Baseball is different now. It's not like it was 25 years ago when the Yankees (or any big market team) could outspend everyone and blow them away, winning WS after WS. Spending means little without a very well run organisation, with analytics levelling the playing field. The Mets and Padres have been going crazy with their spending, both failed. The Yankees have been at the top of the spending lists forever, can't win it all.

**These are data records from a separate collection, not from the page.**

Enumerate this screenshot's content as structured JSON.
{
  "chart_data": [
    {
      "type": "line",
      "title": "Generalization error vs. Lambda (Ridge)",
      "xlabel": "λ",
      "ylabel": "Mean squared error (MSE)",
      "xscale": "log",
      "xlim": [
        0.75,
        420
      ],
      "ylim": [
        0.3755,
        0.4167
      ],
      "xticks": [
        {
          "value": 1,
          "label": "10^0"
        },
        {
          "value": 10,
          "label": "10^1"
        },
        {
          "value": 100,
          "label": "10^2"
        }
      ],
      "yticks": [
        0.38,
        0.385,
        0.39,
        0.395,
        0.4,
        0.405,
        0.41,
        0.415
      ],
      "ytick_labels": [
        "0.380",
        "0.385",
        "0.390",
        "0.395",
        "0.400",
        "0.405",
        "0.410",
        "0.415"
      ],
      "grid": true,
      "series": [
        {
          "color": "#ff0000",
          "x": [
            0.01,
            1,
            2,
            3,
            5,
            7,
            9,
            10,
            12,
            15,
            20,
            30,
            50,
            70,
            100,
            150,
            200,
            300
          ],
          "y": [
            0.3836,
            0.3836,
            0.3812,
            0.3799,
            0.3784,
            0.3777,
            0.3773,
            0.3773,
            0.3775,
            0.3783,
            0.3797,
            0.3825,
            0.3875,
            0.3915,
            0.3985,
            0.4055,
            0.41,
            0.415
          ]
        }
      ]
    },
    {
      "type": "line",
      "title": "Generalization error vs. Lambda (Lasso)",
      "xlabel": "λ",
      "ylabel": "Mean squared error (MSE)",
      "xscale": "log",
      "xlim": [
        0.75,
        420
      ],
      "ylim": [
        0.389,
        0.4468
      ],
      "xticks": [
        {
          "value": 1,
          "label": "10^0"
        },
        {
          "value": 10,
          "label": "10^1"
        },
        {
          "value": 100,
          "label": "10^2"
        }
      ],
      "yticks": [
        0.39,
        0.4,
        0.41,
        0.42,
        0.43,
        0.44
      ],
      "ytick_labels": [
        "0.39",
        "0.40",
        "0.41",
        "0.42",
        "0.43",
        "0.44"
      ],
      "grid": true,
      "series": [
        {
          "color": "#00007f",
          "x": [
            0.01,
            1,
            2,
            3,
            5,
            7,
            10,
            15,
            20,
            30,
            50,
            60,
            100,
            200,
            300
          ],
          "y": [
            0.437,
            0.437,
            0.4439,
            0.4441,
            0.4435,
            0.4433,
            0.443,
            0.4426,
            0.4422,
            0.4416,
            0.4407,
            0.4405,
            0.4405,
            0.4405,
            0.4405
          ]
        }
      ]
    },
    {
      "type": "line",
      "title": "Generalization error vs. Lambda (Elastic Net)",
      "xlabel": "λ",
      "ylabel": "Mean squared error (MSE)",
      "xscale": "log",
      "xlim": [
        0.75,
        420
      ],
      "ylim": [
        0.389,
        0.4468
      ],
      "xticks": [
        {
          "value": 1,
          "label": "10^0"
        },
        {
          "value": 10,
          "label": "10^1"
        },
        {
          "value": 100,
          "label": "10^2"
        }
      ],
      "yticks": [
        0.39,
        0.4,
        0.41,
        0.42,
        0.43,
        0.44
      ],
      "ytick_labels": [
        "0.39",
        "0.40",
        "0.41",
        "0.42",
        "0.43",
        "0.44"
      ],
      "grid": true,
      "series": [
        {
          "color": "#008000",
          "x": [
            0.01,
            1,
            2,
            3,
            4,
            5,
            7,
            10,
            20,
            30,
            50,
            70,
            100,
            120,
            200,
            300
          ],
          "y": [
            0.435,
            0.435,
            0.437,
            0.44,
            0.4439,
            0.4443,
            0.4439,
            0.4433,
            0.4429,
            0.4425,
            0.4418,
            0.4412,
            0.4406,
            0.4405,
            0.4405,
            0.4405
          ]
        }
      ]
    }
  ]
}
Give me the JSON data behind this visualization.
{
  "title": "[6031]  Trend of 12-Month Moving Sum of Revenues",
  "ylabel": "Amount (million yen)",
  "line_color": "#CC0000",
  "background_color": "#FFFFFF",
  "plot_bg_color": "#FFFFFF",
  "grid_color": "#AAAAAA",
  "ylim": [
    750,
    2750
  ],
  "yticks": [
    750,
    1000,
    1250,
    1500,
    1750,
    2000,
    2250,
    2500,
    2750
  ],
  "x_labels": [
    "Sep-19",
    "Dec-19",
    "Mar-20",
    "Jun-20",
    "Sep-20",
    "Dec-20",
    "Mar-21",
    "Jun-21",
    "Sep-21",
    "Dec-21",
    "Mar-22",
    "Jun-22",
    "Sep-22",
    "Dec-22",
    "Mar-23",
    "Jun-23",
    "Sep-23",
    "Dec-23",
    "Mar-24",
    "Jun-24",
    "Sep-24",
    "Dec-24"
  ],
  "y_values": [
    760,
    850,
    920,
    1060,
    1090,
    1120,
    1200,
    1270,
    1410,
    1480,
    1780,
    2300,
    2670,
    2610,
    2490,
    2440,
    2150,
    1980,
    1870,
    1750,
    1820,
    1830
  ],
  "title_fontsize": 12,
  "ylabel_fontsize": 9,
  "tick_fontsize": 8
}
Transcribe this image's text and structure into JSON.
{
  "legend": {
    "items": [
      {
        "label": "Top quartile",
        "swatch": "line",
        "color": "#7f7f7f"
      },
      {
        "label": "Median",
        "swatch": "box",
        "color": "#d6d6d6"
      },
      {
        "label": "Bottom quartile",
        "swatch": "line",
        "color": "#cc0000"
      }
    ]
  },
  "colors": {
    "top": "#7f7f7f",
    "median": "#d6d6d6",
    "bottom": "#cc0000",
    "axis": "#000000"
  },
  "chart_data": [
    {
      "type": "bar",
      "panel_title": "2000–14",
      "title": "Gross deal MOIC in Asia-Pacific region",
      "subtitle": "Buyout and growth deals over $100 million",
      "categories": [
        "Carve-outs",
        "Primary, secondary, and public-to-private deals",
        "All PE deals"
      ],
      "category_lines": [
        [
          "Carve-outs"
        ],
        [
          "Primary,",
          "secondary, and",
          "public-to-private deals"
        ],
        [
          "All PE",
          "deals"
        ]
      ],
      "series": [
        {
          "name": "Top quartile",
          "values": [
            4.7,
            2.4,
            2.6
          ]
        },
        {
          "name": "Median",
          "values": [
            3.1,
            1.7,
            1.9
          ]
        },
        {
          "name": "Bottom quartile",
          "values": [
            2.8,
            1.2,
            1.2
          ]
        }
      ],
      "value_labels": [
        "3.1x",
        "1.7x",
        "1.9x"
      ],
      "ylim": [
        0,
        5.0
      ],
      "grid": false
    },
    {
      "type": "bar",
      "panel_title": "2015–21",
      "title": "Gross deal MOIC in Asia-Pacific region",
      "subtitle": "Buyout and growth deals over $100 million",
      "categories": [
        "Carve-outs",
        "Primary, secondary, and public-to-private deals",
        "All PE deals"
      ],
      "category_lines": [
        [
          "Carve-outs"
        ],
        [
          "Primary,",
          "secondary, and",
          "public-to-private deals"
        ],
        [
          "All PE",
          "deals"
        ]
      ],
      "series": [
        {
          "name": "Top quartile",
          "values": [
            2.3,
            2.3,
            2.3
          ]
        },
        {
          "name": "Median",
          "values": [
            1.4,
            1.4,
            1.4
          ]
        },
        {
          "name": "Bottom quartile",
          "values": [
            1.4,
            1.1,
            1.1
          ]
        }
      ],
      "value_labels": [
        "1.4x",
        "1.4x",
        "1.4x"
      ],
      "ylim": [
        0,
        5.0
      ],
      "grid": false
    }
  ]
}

I wonder if Henry was simply thinking, 'I am not paying out these massive contracts when our farm/development isn't up to scratch to supplement them.' (I accept this is me totally guessing and I could be way off). I think he hoped Bloom was the guy that would start bringing that to the fore. But for all the things Chaim did which I thought was good, he seemed paralysed on times with indecision around major moves. The last two trade deadlines being exhibit A and B. To further my theory, if Henry does believe all the above, you need someone with similar philosophy that is not afraid to back him/herself. Bres certainly fits so far.
We should be acting like a big market team (and none of this forgives the Betts mistake), but personally, I think we also need(ed) to get A LOT better as an organization from top to bottom, among other things in terms of scouting and development and not being afraid to make big moves. There are shoots of hope in the last year, or two at least.